Oh, the dark age myth revisited. Our bus stops currently show some nice ads about it and how the reality actually looks like (To get more support for maintaining historic monuments, so everybody is able to see the reality before it becomes legends and fakes).
The people didn't forget how to build aqueducts. The economy simply broke down with the Roman Empire to afford maintaining the large roman ones, but there are many examples of smaller ones, build more economic. Also many richer cities kept the Roman aqueducts maintained until the 15th century (like Rome). Once the economy kicked up, the middle ages even exceeded by far, what the Romans (including Vitruvius) had been able to build. Also technology never advances linear, it often needs advances in other fields to follow, to make the next big step. Just to stay at the aqueduct example: To distribute the water in the cities, the Romans needed vast amounts of lead, about a ton per 40m water pipeline. You need a certain economic power to produce that. And for getting this production, you need to be able to produce large amounts of metal in general.

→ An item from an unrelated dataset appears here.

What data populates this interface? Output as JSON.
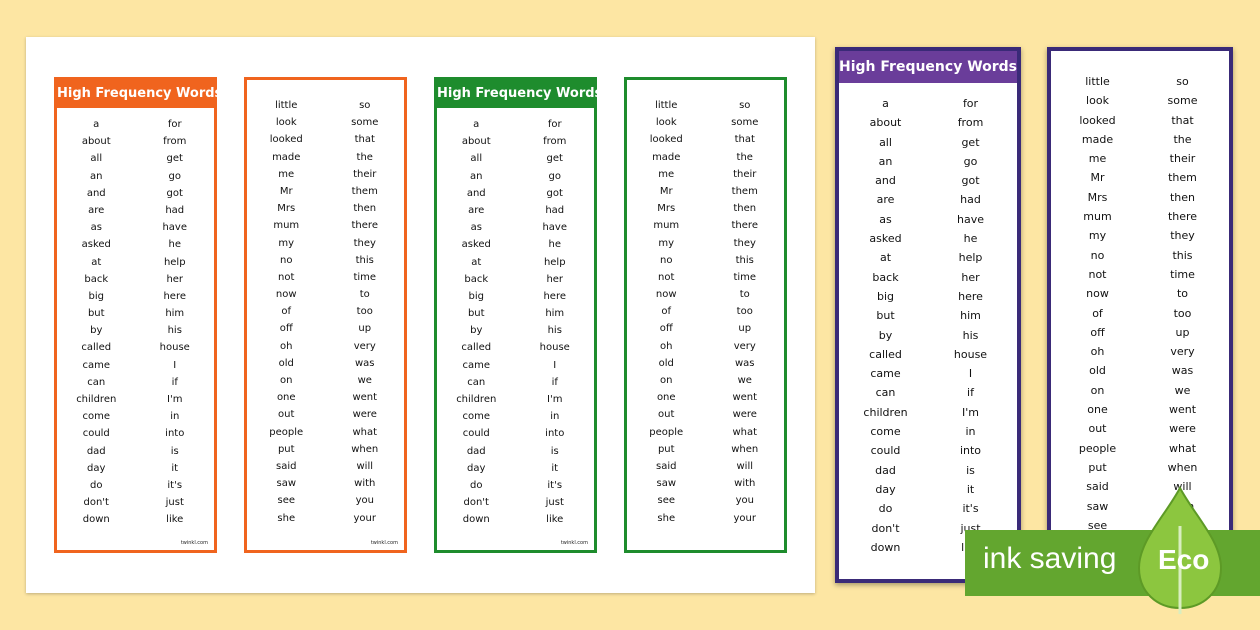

Also, contrary to the less popular misinformation in bad science TV, the Romans had not been able to build their aqueducts with a standard grade. The grades varied a lot, every building had a different one. But the buildings were build pretty accurate, but thats not something, only the Romans could do.
And the same with spaceflight. It doesn't stagnate at all. It just advances in other fields. Apollo was just a faster shot at the moon, afforded with a much bigger investment into spaceflight than before or later. Keeping this rate of funding would not have gotten us further at all, it would maybe stagnate at the moon, but it could also still have been smarter to focus on LEO.